Hati yang bersih dari prasangka buruk dan perasaan dengki kepada sesama hamba Allah, terlihat sederhana. Tapi justeru itulah yang sebenarnya paling sulit dilakukan. Barangkali kita mampu melaksanakan qiyâmullail, sujud, ruku’ di hadapan-Nya, tetapi amat sulit menghilangkan kedengkian kepada orang lain yang timbul dari apa yang Allah anugerahkan sesuatu kepada orang lain dan kita tak mendapatkannya. ”Inilah justeru yang belum dapat kita lakukan”, demikian kata ‘Abdullah ibn ‘Amr ibn al-‘Ash.

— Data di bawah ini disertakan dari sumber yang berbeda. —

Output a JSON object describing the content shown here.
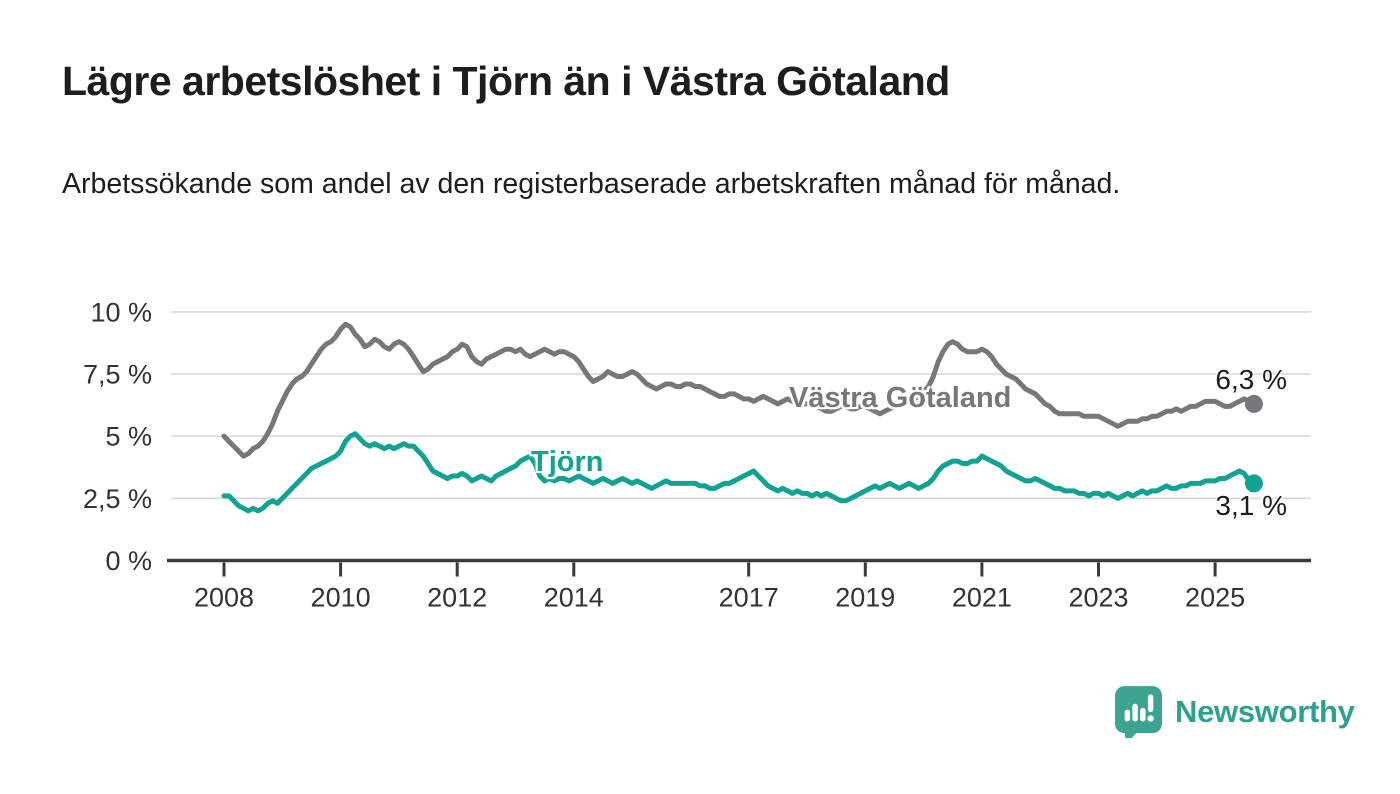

Ternyata, untuk masuk surga – menurut hadis di atas — hanya dibutuhkan tiga amalan:
Pertama, berusaha untuk tidak menyakiti orang lain.
Kita harus selalu berusaha untuk tidak menyinggung perasaan orang lain. Baik itu kepada ibu-bapak kita, isteri dan anak-anak, kerabat, tetangga, dan semua orang yang hidup di sekeliling kita. Kita harus selalu menjaga diri, agar tidak ada orang yang tersakiti atau bahkan tersinggung oleh ucapan dan perbuatan kita.
Kedua, kita harus selalu berusaha untuk tidak marah dan memaafkan. Karena kita tahu bahwa Rasullullah s.a.w. tidak suka marah dan sangat mudah memaafkan.
Ketiga, kita harus selalu berusaha untuk menjaga silaturrahim, menjalin hubungan baik dengan siapa pun dan menyambungkan kembali silaturrahim yang ‘tengah atau telah’ terputus.


__akhir kutipan__





Demikian posting pertama setelah vakum kurang lebih empat tahun,

Wassalamualaikum warahamatullahi wabarakatuhu.

Pekanbaru, 011120172207

Komentar

Postingan populer dari blog ini

Cinta Kedua

Berusahalah utk bersabar hingga datang saatnya untuk 'diselamatkan'...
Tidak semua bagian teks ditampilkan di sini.